U.S. Special Operations Command
(SOCOM) now numbers over 60,000 personnel and includes the Army's "Green
Berets" and Rangers, Navy SEALs, Air Force Air Commandos and Marine
Corps Special Operations teams, as well as specialized helicopter crews,
boat teams, civil affairs personnel, para-rescuemen, and air-traffic
controllers and weathermen. In other words, essentially a complete
military within the military.
And even deeper in the shadows is yet another army, composed of elements of the above, that reports directly to the president and acts under his authority. This is the Joint Special Operations Command (JSOC), a clandestine group whose primary mission is tracking and killing suspected terrorists. JSOC has made Obama the world's leading assassin. John
Nagl, past counterinsurgency adviser to newly-appointed CIA Director David Petraeus, calls its extralegal kill/capture campaign "an almost industrial-scale counterterrorism killing machine."
And President Obama is using his killing machine with even more enthusiasm than his predecessor. A senior legal advisor in both Bush administrations, John B.
Bellinger III, commented, "While they seem to be expanding their operations both in terms of
extraterritoriality and aggressiveness, they are contracting the legal
authority upon which those expanding actions are based." Obama bases his lethal operations not on constitutional executive
authority as Bush did, but on the
authority Congress gave the president in 2001 to use "all necessary and
appropriate force against those nations, organizations, or persons" he
determines "planned, authorized, committed, or aided" the 9/11
attacks. However, as Bellinger has pointed out, most of Obama's current targets had nothing to do with the 9/11 attacks.
The United Nations has, not surprisingly, questioned the legality of such operations under international law, particularly when they kill innocent civilians. And no doubt there are many instances where innocents are killed. An example is a JSOC attack in Takhar Province, Afghanistan, in September of last year which killed ten people and injured seven. It turns out they had targeted the wrong man and attacked an innocent election convoy.

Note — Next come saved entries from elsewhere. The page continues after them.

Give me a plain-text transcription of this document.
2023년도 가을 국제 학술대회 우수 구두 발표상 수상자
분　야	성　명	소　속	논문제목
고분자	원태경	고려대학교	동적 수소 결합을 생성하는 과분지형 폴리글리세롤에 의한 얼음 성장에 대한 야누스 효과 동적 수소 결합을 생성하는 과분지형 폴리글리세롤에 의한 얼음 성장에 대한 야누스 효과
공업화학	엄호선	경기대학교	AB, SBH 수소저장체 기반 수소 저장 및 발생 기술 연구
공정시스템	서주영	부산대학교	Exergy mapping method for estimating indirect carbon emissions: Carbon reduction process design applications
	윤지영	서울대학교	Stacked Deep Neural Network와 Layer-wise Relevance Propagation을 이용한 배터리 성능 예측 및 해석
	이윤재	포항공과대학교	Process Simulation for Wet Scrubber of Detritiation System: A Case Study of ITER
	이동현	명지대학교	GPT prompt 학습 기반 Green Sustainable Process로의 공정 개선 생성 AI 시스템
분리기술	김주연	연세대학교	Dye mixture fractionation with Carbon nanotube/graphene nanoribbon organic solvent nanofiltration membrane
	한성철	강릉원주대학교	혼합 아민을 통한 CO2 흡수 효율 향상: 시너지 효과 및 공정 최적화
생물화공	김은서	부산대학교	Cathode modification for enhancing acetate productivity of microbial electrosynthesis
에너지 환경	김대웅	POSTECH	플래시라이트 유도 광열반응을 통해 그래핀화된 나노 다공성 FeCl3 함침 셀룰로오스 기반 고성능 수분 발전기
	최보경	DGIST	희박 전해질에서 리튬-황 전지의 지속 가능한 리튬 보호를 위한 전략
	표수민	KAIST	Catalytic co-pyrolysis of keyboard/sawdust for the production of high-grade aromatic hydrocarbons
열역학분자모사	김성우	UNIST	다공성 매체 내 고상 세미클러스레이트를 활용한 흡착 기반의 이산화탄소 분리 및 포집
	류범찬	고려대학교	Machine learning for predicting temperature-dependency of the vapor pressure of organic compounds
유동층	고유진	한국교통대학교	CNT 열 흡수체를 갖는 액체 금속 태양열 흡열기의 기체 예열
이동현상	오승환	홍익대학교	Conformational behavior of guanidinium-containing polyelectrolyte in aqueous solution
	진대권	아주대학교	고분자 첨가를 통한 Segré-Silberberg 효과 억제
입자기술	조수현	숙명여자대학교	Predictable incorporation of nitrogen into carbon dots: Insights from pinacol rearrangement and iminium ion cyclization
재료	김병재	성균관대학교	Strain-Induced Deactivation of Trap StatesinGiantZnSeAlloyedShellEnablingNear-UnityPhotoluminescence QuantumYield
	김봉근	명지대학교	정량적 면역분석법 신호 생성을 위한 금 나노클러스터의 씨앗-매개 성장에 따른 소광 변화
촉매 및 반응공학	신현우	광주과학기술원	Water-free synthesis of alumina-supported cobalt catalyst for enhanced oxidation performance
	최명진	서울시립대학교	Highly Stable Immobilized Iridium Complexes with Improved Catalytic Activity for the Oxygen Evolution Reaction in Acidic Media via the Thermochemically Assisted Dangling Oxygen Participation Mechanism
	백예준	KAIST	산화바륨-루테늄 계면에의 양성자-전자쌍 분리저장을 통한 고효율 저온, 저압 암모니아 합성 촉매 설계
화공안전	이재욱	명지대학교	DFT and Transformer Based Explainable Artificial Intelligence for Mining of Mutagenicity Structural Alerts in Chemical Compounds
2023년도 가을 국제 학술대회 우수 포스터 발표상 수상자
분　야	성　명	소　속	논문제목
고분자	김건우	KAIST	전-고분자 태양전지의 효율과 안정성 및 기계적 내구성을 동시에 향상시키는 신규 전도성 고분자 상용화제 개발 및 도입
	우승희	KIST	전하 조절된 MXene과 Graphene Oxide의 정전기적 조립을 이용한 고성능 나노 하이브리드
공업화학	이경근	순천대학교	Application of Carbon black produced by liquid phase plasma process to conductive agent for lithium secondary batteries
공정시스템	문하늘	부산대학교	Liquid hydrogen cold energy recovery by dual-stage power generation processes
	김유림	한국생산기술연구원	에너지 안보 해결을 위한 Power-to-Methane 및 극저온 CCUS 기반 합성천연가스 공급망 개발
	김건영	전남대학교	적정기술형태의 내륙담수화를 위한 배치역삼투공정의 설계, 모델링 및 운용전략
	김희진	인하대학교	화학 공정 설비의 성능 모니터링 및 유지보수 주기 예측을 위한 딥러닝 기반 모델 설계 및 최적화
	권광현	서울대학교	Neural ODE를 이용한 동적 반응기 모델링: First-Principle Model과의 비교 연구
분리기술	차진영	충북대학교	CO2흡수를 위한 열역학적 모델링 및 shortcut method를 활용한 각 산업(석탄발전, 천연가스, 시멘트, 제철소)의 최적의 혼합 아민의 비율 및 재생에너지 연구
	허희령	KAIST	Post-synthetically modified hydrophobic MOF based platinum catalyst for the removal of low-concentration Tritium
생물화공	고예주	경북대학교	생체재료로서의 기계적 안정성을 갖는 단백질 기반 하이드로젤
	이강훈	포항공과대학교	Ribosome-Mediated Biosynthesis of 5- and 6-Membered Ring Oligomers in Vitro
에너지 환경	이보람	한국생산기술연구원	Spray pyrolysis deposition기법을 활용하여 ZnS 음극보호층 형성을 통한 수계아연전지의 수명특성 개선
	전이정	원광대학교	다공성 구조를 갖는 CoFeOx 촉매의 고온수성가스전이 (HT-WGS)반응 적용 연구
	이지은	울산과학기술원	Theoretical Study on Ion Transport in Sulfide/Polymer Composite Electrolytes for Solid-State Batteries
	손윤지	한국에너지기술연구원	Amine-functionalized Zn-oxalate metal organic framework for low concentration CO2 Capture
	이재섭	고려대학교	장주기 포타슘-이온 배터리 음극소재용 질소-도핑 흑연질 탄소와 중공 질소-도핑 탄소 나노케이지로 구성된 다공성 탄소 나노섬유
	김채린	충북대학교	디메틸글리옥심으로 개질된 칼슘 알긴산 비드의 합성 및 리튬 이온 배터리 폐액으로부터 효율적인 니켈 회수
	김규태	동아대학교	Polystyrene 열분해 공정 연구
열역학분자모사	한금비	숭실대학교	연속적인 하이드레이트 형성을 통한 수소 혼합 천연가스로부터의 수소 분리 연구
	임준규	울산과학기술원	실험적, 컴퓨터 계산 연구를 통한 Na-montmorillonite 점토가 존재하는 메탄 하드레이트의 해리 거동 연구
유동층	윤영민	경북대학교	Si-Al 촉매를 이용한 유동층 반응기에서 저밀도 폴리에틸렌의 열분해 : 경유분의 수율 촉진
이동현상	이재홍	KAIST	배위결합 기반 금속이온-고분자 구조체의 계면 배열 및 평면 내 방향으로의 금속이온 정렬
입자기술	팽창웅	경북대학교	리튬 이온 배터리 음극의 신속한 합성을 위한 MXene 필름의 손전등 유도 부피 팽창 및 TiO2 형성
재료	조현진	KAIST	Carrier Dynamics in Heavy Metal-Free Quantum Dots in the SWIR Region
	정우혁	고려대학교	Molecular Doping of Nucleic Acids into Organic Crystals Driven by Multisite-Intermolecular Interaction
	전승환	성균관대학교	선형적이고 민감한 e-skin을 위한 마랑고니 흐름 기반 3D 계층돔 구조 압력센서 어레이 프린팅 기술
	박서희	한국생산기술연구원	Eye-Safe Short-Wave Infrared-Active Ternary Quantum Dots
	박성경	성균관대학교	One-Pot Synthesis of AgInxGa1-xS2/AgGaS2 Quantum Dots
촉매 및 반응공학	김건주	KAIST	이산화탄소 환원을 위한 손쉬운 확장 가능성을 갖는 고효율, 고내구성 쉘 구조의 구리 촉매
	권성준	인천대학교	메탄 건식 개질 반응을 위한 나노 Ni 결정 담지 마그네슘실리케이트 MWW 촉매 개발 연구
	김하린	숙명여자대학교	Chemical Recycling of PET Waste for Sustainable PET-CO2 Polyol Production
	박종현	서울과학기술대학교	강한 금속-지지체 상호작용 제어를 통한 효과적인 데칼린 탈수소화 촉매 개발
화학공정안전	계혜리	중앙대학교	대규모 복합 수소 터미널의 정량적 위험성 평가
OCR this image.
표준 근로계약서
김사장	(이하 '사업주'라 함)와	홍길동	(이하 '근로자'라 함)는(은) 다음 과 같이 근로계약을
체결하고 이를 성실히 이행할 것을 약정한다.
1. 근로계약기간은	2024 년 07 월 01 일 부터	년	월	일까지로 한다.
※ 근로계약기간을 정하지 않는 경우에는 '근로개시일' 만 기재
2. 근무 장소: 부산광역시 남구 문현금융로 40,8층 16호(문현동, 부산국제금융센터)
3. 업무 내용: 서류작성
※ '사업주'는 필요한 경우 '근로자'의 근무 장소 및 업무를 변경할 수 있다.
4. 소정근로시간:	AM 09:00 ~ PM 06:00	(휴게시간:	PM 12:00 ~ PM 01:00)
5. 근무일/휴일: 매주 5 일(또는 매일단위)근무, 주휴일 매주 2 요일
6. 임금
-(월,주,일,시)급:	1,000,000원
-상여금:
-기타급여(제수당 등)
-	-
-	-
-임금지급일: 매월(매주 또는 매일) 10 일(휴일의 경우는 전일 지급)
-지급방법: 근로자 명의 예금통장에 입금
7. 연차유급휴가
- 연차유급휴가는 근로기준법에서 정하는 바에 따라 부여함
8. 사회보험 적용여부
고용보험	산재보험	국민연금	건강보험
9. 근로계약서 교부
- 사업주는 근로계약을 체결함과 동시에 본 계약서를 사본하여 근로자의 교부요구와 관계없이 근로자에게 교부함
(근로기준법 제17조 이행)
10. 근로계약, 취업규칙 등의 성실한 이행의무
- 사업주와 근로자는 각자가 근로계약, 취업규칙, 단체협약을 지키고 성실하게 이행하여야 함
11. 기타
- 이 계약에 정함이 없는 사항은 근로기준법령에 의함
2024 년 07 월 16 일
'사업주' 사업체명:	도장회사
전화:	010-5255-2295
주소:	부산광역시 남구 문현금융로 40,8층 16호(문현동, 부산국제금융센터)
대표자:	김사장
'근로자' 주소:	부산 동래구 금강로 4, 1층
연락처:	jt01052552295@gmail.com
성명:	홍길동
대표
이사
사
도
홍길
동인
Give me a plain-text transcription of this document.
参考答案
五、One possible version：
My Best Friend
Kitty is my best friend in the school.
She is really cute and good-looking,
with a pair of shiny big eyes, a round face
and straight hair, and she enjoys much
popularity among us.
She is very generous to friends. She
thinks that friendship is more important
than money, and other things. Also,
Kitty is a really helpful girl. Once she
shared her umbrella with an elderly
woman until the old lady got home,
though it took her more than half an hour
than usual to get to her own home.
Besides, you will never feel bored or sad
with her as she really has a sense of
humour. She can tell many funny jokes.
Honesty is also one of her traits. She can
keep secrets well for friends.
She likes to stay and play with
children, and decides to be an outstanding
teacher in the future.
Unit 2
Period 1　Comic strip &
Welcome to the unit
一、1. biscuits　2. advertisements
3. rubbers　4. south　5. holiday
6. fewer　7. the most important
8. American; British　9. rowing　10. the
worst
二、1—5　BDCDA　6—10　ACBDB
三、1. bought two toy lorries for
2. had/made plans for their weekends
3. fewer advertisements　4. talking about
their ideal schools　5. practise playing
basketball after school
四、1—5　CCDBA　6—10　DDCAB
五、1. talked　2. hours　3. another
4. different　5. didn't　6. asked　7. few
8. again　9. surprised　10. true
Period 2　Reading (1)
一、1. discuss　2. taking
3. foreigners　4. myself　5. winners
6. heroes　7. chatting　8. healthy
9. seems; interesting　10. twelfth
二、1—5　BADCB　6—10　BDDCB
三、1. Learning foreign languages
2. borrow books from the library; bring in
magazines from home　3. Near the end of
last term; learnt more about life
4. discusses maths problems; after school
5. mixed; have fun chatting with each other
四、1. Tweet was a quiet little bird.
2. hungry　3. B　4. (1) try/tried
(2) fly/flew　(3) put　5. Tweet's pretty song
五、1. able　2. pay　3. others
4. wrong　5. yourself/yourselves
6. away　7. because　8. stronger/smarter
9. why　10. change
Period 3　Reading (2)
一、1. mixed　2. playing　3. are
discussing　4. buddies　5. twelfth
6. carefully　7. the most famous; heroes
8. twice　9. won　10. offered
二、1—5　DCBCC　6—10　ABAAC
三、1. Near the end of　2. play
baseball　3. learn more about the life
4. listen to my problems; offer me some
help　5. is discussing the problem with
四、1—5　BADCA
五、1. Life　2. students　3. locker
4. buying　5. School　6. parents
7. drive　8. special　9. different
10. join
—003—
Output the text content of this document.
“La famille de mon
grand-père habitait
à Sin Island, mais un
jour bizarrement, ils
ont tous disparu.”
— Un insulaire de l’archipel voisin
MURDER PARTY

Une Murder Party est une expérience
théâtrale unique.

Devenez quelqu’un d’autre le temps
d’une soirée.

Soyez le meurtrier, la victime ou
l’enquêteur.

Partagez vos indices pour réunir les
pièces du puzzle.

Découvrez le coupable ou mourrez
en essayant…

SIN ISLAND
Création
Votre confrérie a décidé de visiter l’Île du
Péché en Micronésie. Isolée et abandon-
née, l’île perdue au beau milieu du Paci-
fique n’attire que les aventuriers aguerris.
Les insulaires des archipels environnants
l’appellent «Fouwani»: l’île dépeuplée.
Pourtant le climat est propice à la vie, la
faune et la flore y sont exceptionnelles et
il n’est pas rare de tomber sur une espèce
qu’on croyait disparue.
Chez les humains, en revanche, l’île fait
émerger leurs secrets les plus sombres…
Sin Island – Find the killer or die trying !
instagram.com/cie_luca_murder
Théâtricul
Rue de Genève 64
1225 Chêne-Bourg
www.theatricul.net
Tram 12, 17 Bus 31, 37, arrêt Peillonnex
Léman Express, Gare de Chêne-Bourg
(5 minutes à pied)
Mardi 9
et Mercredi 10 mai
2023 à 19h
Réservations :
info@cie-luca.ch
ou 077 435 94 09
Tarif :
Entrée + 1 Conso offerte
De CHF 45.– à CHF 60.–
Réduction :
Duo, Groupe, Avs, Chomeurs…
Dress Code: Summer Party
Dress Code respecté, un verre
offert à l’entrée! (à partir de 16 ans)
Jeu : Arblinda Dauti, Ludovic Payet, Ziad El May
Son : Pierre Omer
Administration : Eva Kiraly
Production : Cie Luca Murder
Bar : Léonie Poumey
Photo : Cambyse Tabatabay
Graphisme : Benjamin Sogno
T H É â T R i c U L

As citizens of a democracy, Americans should be concerned about their president having this secret army of assassins at his beck and call. He is, after all, a president not a Caesar. These forces not only operate clandestinely in most countries around the world doing God knows what but they are even deployed in the homeland itself. JSOC has provided support to domestic law enforcement agencies during
high profile events such as the Olympics, the World Cup,
political party conventions and presidential inaugurations.
And the rest of us should be concerned as well. After all, SOCOM is engaged in its shadowy activities in most countries in the world. The Obama administration justifies this by claiming they
obtain the permission of the countries their special forces operate in. Or at least the permission of the governments. That, as we know from the case of Pakistan, does not necessarily translate into the permission of the people.
Media organs such as the Washington Post and Al Jazeera do us a necessary service when they track the growth and behaviour of this ominous force. A light needs to be shone into this dark corner of U.S. government policy.